Death, taxes and robots. These days, it truly seems like every industry is being turned upside down by the new, automated technology. Lawn care is no different.
While technological innovation in the landscaping industry is affecting areas beyond lawn care, like patio, pool and outdoor kitchen installation, mower automation has clearly been a major game-changer over the last few years. The possible impact on lawn care professionals may be mixed. Automation could result in fewer jobs overall, but an increase in more skilled jobs. New technology is also changing the way that lawn care professionals handle client communication.

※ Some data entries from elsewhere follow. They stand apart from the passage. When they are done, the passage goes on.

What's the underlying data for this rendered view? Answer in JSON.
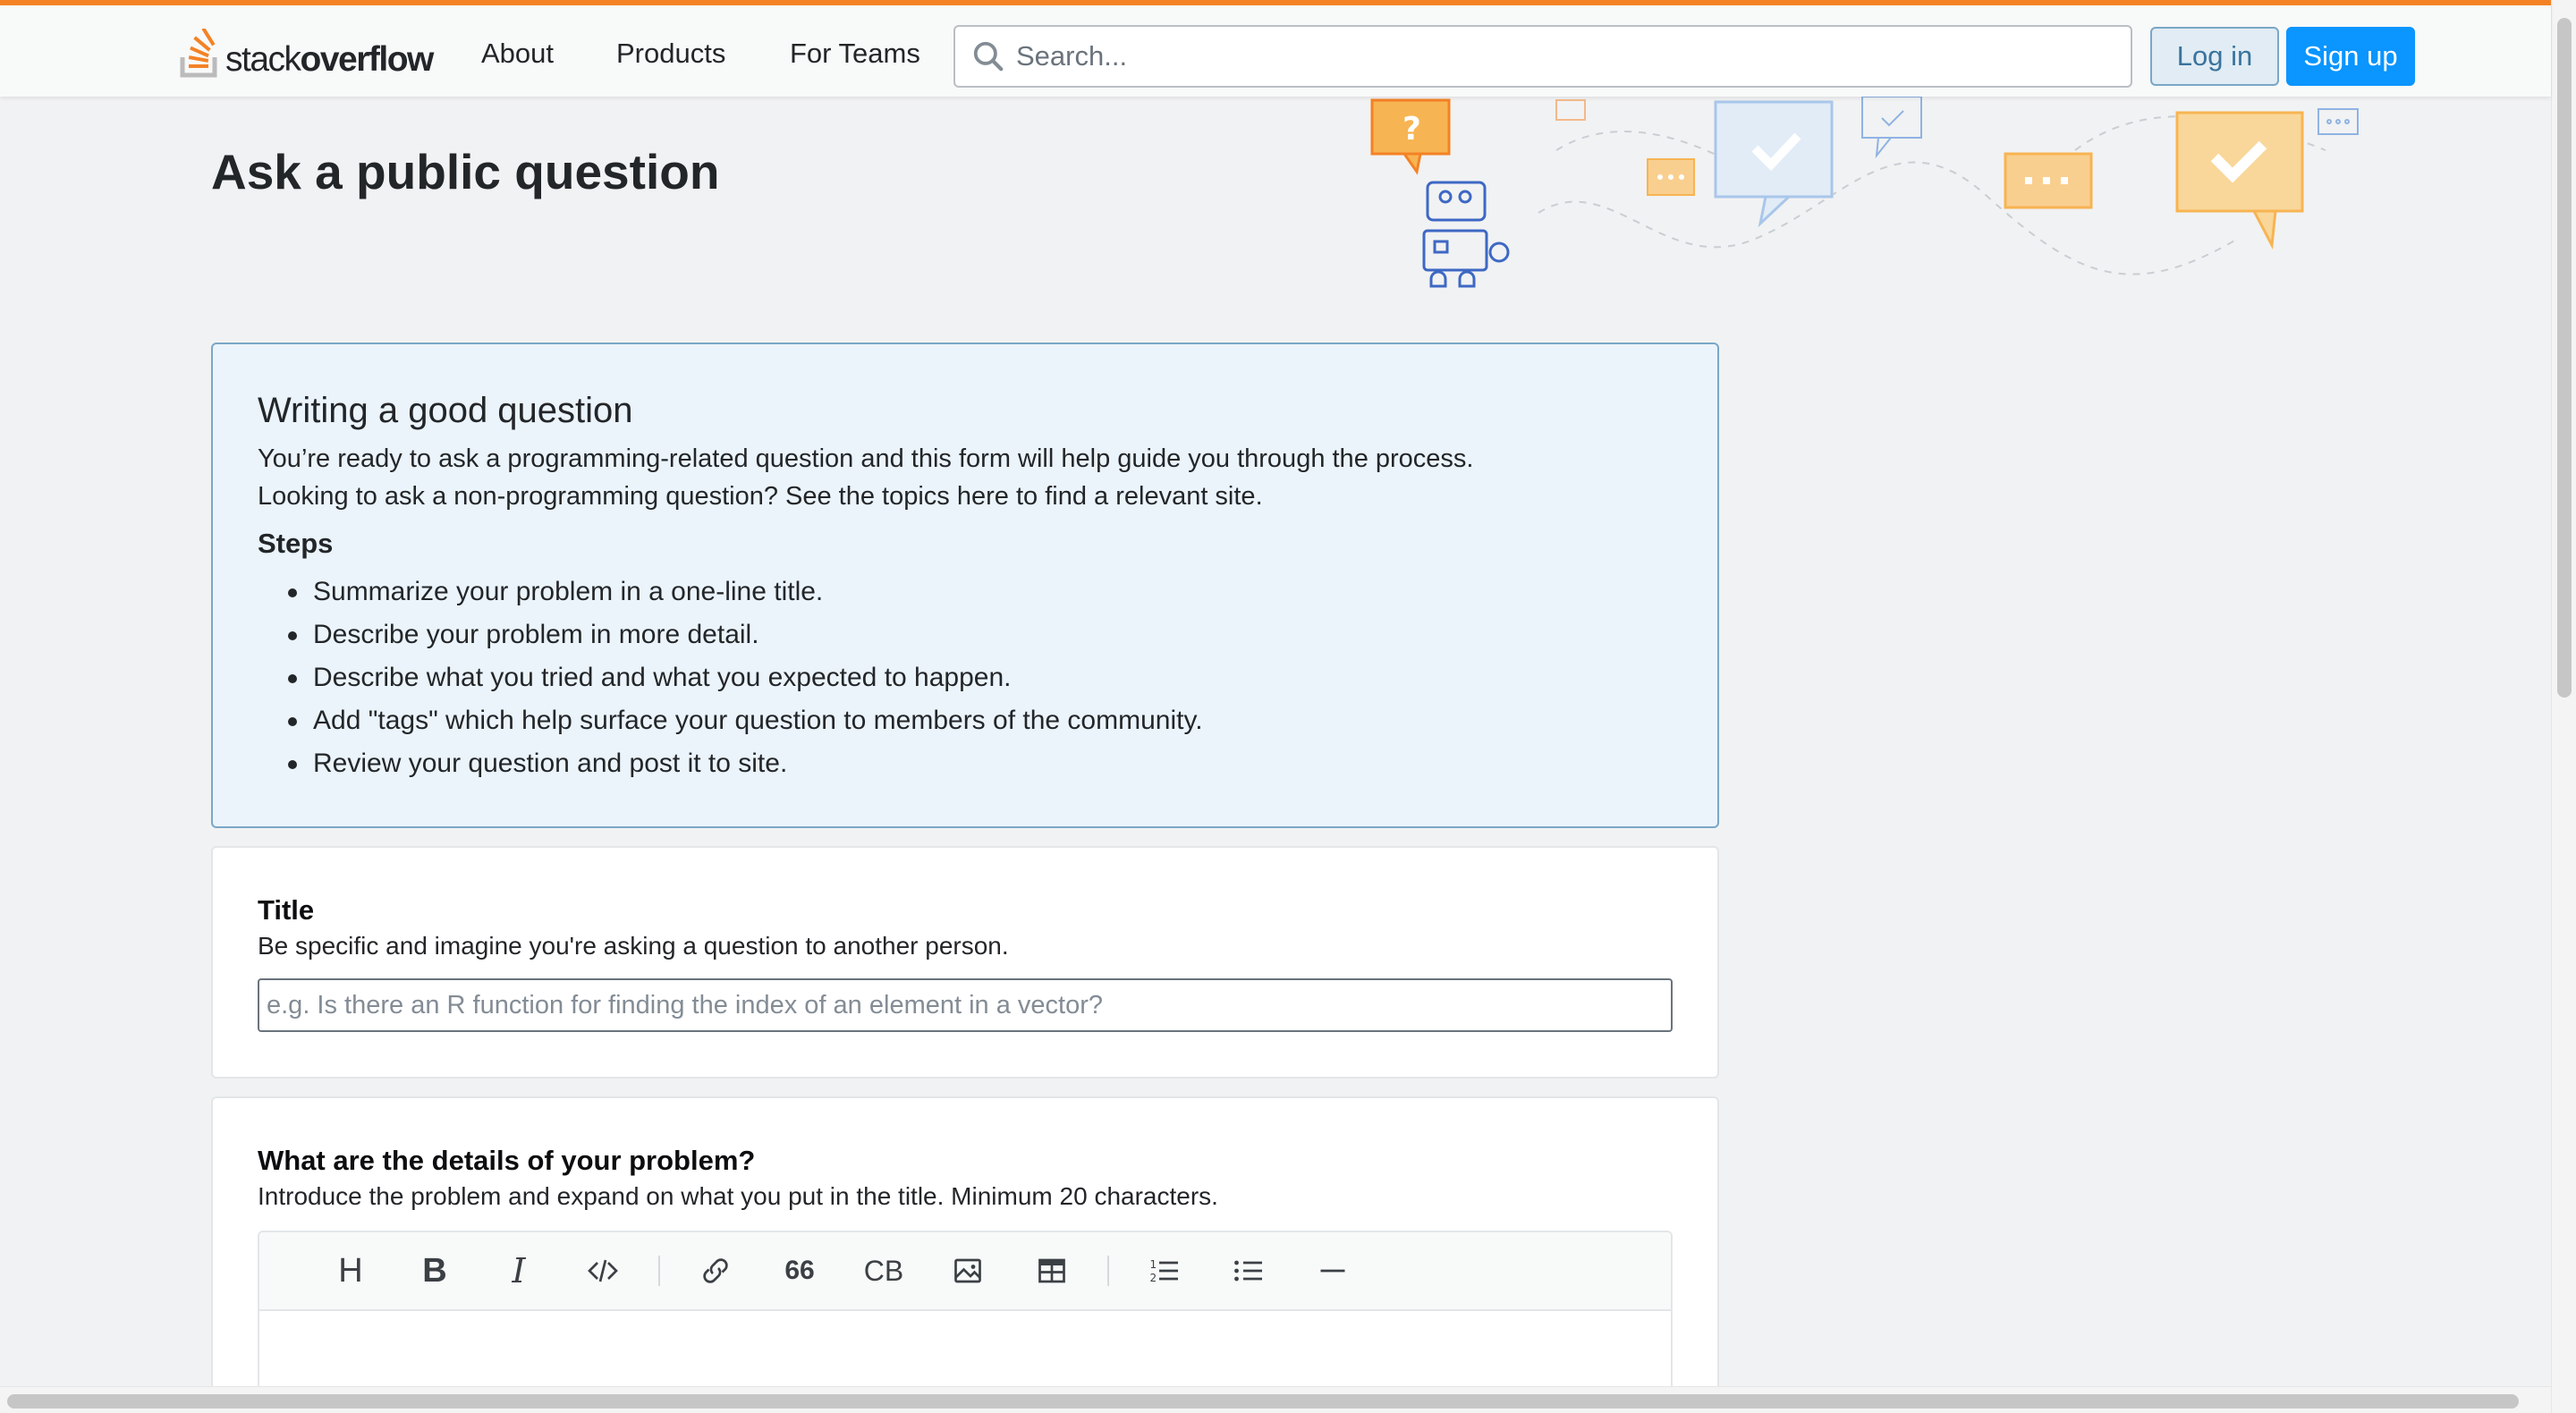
{
  "header": {
    "logo_light": "stack",
    "logo_bold": "overflow",
    "nav": [
      "About",
      "Products",
      "For Teams"
    ],
    "search_placeholder": "Search...",
    "login_label": "Log in",
    "signup_label": "Sign up"
  },
  "page": {
    "title": "Ask a public question"
  },
  "notice": {
    "heading": "Writing a good question",
    "line1": "You’re ready to ask a programming-related question and this form will help guide you through the process.",
    "line2": "Looking to ask a non-programming question? See the topics here to find a relevant site.",
    "steps_heading": "Steps",
    "steps": [
      "Summarize your problem in a one-line title.",
      "Describe your problem in more detail.",
      "Describe what you tried and what you expected to happen.",
      "Add \"tags\" which help surface your question to members of the community.",
      "Review your question and post it to site."
    ]
  },
  "title_card": {
    "label": "Title",
    "description": "Be specific and imagine you're asking a question to another person.",
    "placeholder": "e.g. Is there an R function for finding the index of an element in a vector?"
  },
  "details_card": {
    "label": "What are the details of your problem?",
    "description": "Introduce the problem and expand on what you put in the title. Minimum 20 characters.",
    "toolbar": {
      "heading": "H",
      "bold": "B",
      "italic": "I",
      "quote": "66",
      "codeblock": "CB"
    }
  },
  "colors": {
    "accent_orange": "#f48225",
    "primary_blue": "#0a95ff",
    "notice_bg": "#ebf4fb"
  }
}
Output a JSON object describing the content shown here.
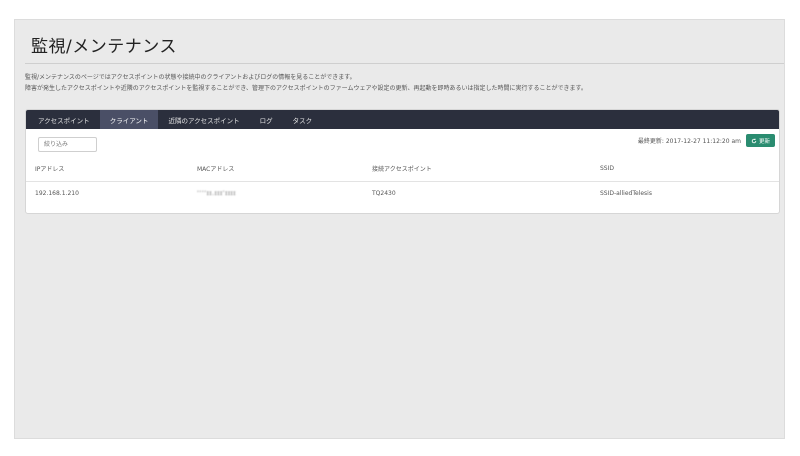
{
  "header": {
    "title": "監視/メンテナンス",
    "description": [
      "監視/メンテナンスのページではアクセスポイントの状態や接続中のクライアントおよびログの情報を見ることができます。",
      "障害が発生したアクセスポイントや近隣のアクセスポイントを監視することができ、管理下のアクセスポイントのファームウェアや設定の更新、再起動を即時あるいは指定した時間に実行することができます。"
    ]
  },
  "tabs": [
    {
      "label": "アクセスポイント",
      "active": false
    },
    {
      "label": "クライアント",
      "active": true
    },
    {
      "label": "近隣のアクセスポイント",
      "active": false
    },
    {
      "label": "ログ",
      "active": false
    },
    {
      "label": "タスク",
      "active": false
    }
  ],
  "toolbar": {
    "filter_placeholder": "絞り込み",
    "last_updated": "最終更新: 2017-12-27 11:12:20 am",
    "refresh_label": "更新",
    "refresh_icon": "refresh-icon",
    "refresh_color": "#2a8c70"
  },
  "table": {
    "columns": [
      "IPアドレス",
      "MACアドレス",
      "接続アクセスポイント",
      "SSID"
    ],
    "rows": [
      [
        "192.168.1.210",
        "ʻʻʻʻɪɪ.ɪɪɪʼɪɪɪɪ",
        "TQ2430",
        "SSID-alliedTelesis"
      ]
    ]
  },
  "colors": {
    "tab_bar": "#2b2f3d",
    "tab_active": "#4a4f66",
    "background": "#eaeaea"
  }
}
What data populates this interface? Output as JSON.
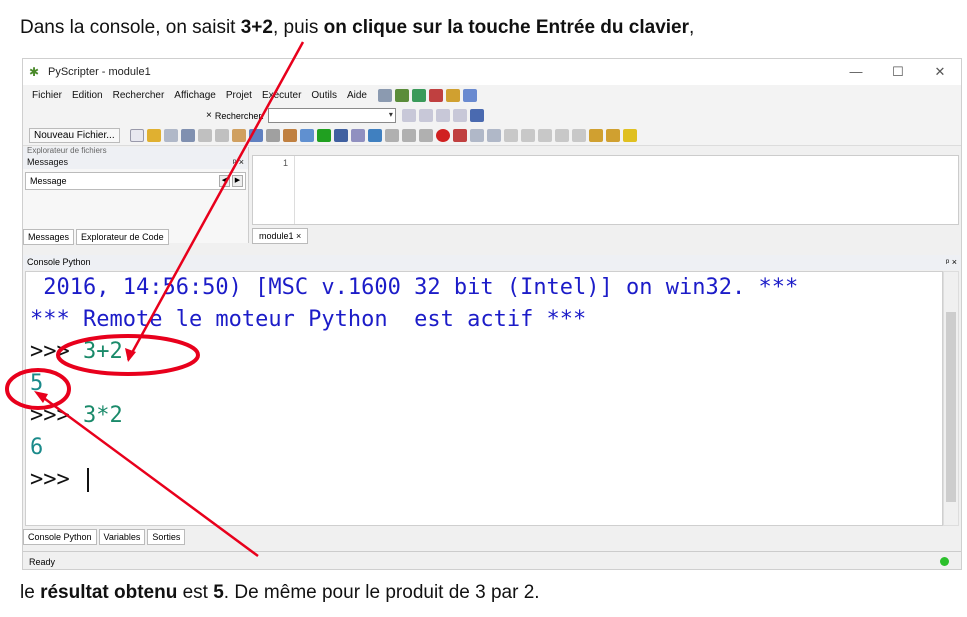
{
  "caption_top": {
    "t1": "Dans la console, on saisit ",
    "b1": "3+2",
    "t2": ", puis ",
    "b2": "on clique sur la touche Entrée du clavier",
    "t3": ","
  },
  "caption_bottom": {
    "t1": "le ",
    "b1": "résultat obtenu",
    "t2": " est ",
    "b2": "5",
    "t3": ". De même pour le produit de 3 par 2."
  },
  "window": {
    "title": "PyScripter - module1",
    "controls": [
      "—",
      "☐",
      "✕"
    ]
  },
  "menu": [
    "Fichier",
    "Edition",
    "Rechercher",
    "Affichage",
    "Projet",
    "Exécuter",
    "Outils",
    "Aide"
  ],
  "search": {
    "close": "×",
    "label": "Rechercher:",
    "value": ""
  },
  "toolbar": {
    "new_file": "Nouveau Fichier..."
  },
  "left_pane": {
    "header_top": "Explorateur de fichiers",
    "header": "Messages",
    "pin": "ᵖ ×",
    "box_label": "Message",
    "tabs": [
      "Messages",
      "Explorateur de Code"
    ]
  },
  "editor": {
    "line": "1",
    "tab": "module1  ×"
  },
  "console": {
    "title": "Console Python",
    "pin": "ᵖ ×",
    "lines": [
      {
        "kind": "blue",
        "text": " 2016, 14:56:50) [MSC v.1600 32 bit (Intel)] on win32. ***"
      },
      {
        "kind": "blue",
        "text": "*** Remote le moteur Python  est actif ***"
      },
      {
        "kind": "input",
        "prompt": ">>> ",
        "text": "3+2"
      },
      {
        "kind": "result",
        "text": "5"
      },
      {
        "kind": "input",
        "prompt": ">>> ",
        "text": "3*2"
      },
      {
        "kind": "result",
        "text": "6"
      },
      {
        "kind": "cursor",
        "prompt": ">>> "
      }
    ]
  },
  "bottom_tabs": [
    "Console Python",
    "Variables",
    "Sorties"
  ],
  "status": {
    "text": "Ready"
  },
  "annotation_color": "#e8001c"
}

While adding in these features may seemingly remove a human touch, it can also open up more time to be outside, working on clients’ lawns.
Robotic mowing machines, while still largely niche, continue to be a growing force in the lawn care industry. A robotic mower is typically a smaller size than a push or riding mower, coming in at between 20 and 50 pounds. Most models are electric-powered and can be plugged into a charging station. The machines use sensors to avoid obstacles and recognize issues such as too much rainfall, although some can mow in the rain. They can be set to run on a regular cycle that varies based on the type of grass and the size of the lawn.
Though robotic mowing machines may seemingly take away possible employment opportunities, they also address the current labor shortage in landscaping. Additionally, robotic mowers may increase the quality of jobs being offered by employers. Using a robotic mower for basic jobs is allowing lawn care professionals to spend more time doing skilled work that requires a human touch and excellent hand-eye coordination. Some examples of these kinds of jobs include trimming, edging and bed maintenance.
In addition to increasing efficiency by opening more time to do more challenging jobs, robotic mowers are allowing landscapers to take jobs that may have been unlikely only a few years ago. In places like hospitals, where keeping down noise is paramount, scheduling a mowing job would come with a distinct set of challenges. However, since robotic mowers are nearly silent, this issue can be negated for contractors who offer it as an option.
Perhaps somewhat problematically for landscaping contractors, many of the robotic mowing machines that are on the market are being purchased by individual property owners, rather than companies. Still, these machines currently represent only a small share of the market and, as described above, lawn care professionals are also finding innovative ways to incorporate them into their jobs. In some cases, lawn care companies are transitioning in these machines and offering them on lease to clients, just as they would a more traditional service.
Automation isn’t just altering the way that lawn care professionals do their job out in the field. Automated replies and other forms of digital communication are transforming the way that contractors reach out to new clients and maintain continued relationships with them. Examples of client communication that can be automated include calendar management and scheduling appointments and payments.
Ultimately, automated communication gives contractors more time to be out mowing lawns and less time in the office managing their schedule. It increases efficiency and creates profits.
The continued automation of many of the jobs that lay the foundation for the lawn care industry may seem scary to some. Landscapers may worry that having robots take over basic tasks like mowing and some forms of client communication will lead to fewer jobs. This doesn’t have to be the case. Not only can automation make the job of the landscaper easier, but it can also allow them to focus on some of the more technical aspects of their work, and perform more of it than ever. Automation should be viewed as a tool, not a replacement. The human element is still a very important part of the experience that lawn care professionals offer to their clients.